#TBT Throwback Thursday: Social Media’s Celebration of the Past

#TBT Me during my archaeology days.  Genealogy is less dirty!

Me during my archaeology days. Genealogy is a lot less dirty (though I lost my great tan). #TBT

Have you seen the #TBT hashtag around the Internet?  It refers to Throwback Thursday, a weekly social media ritual where people post old photographs of themselves to their Facebook, Twitter, Instagram, or Tumblr accounts.  Like most memes, it started amongst the younger set, but I’ve been amazed to see over the past year not only how it’s grown on Facebook to include even people in their 60s and 70s like my parents, but also how it has served as a jumping off point for great conversations about family history.  My mother and one of my cousins never miss a chance to post pictures of their now-grown kids as children, and I have one cousin in particular who takes #TBT so seriously that she’ll message us days in advance to let us know when she’s dug out a particularly good picture she doesn’t want us to miss.  The fabulous photos she posts always kick off long conversations with relatives sharing their memories of our family’s past.

TBT_Summer1951

A favorite #TBT showing my mother (the flasher) with her cousins.  Three of these kids (including the one who appears to have wet himself) were tagged in this picture when it was posted to Facebook, and they started a wonderful conversation with their children reminiscing about times gone by.

Thanks to Throwback Thursday I’m getting to see old photographs I would have never seen and to overhear family history conversations that wouldn’t have otherwise happened, but the best part is — I’m not the one kicking off these conversations!

Fifty years before Facebook, my family had a club!  (Source:  Pittsburgh Jewish Criterion, 1/14/1955)

Fifty years before Facebook, my family had a club! (Source: Pittsburgh Jewish Criterion, 1/14/1955)

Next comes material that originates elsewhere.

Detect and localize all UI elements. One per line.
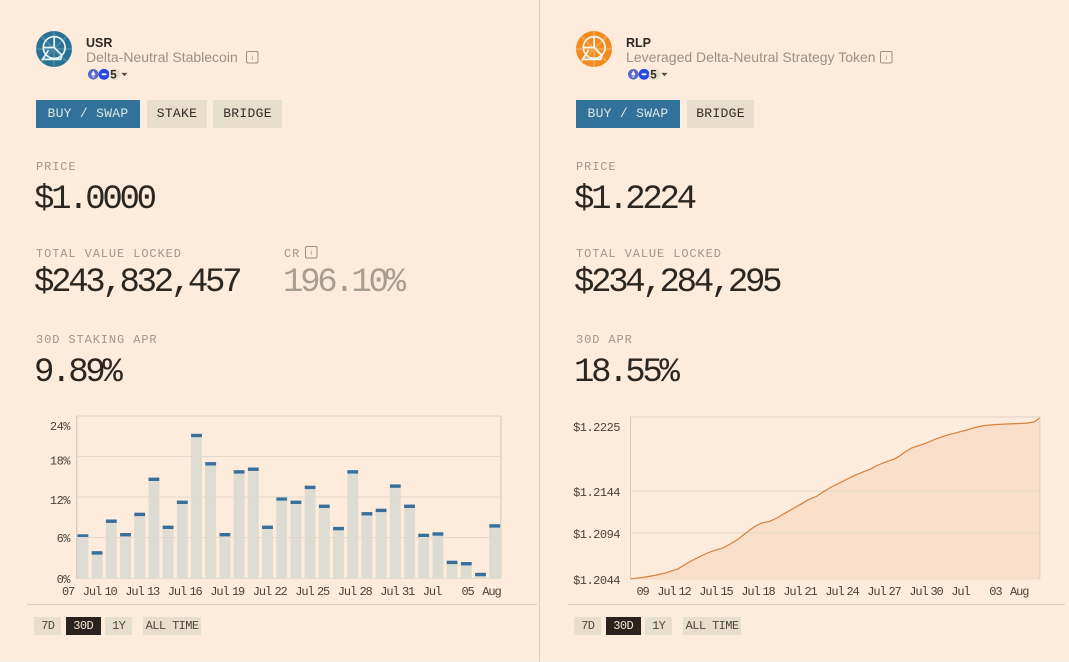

When it comes to engaging your relatives in genealogy conversations, the trick is to approach them where they already are in ways that will feel familiar to them.   Tech industry watchers may lament the future for Facebook now that it’s become so multigenerational, but for those of us who are our families’ designated historians, it means that where we’ll find our relatives is Facebook, and what they’re doing there is looking at our pictures, commenting on them, and especially if they’re older, connecting with people from their past they don’t see otherwise.  More importantly, they’re also already posting their own pictures to Facebook.  In short, every aspect of Throwback Thursday is something already happening naturally with recent pictures.  You just need to shift the focus, from time-to-time, to the past!

Sixty years ago when my father’s family lived in the same place, they could organize monthly get-togethers and a newsletter, but today when there are hundreds of us with our pictures and memories scattered all over the world, Facebook is the easiest gathering place we have, and Throwback Thursday is the perfect way to take advantage of the virtual proximity to gently prod your family into a trip down memory lane.  If you’re not yet on the #TBT bandwagon, why don’t you give it a try?  Post an evocative photograph or a fascinating record, tag the family members most likely to be interested, and see what conversation develops.  Maybe you can even get #TBT to catch on so well in your family circle that in the future, it’s you commenting on one of your relative’s posts!